This repository holds two simple class wrapper implementing some word embedding models.
- MongoWordEmbedding implements a MongoDB based wrapper that consume embeddings from a mongoDB database, this is memory efficient but require a MongoDB instance.
- WordEmbedding implements an in memory wrapper that loads the models into the memory, this is memory inefficient but do not require a MongoDB instance.
- Word2Vec: TODO insert link
- FastText (en): TODO insert link
- FastText (Aligned): https://fasttext.cc/docs/en/aligned-vectors.html a. Spanish: https://dl.fbaipublicfiles.com/fasttext/vectors-aligned/wiki.es.align.vec b. English: https://dl.fbaipublicfiles.com/fasttext/vectors-aligned/wiki.en.align.vec c. Portugese: https://dl.fbaipublicfiles.com/fasttext/vectors-aligned/wiki.pt.align.vec
- LSA:
The MongoWordEmbedding uses MongoDB, in order to use that version a running conextion to a MongoDB with read/write permisions is required
- Install MongoDB if you intend to use MongoWordEmbedding.
- Clone this repo.
- Enter to the repo root dir from a console.
- python setup.py install.
- Configure settings.json.
The settings.json file stores the following configuration:
{
'embeddings_folder': path to the folder where the embedding model files are stored with the structire shown in (1)

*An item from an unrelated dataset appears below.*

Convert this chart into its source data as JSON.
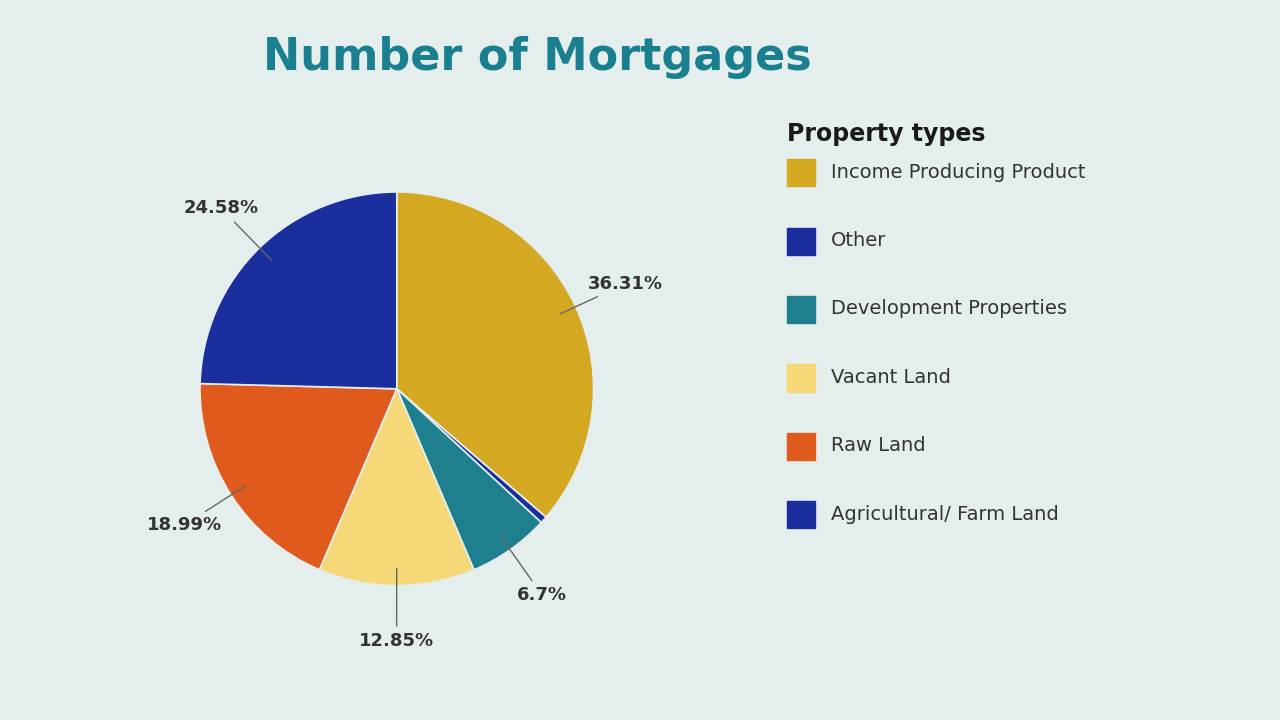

'mongo_client': a dictionary with the parameters of the Pymongo.MongoClient(**parameters) database conexion method
}
(1) The word embedding folder and file structure is the following:
word_mebddings_folder
|
├── word2vec
| └── GoogleNews-vectors-negative300.bin
|
├── fasttext
| └── cc.en.300.bin
|
├── glove
| └── glove.840B.300d.txt
|
└── LSA
└── tasa_300
└── matrix.npy
from MultiModelWordEmbedding.WordEmbedding import WordEmbedding
w2v = WordEmbedding('Word2Vec')
w2v['cat']
from MultiModelWordEmbedding.MongoWordEmbedding import download_embedding_models, MongoWordEmbedding
download_embedding_models('words_embedding_folder')
w2v = MongoWordEmbedding('Word2Vec')
w2v['cat']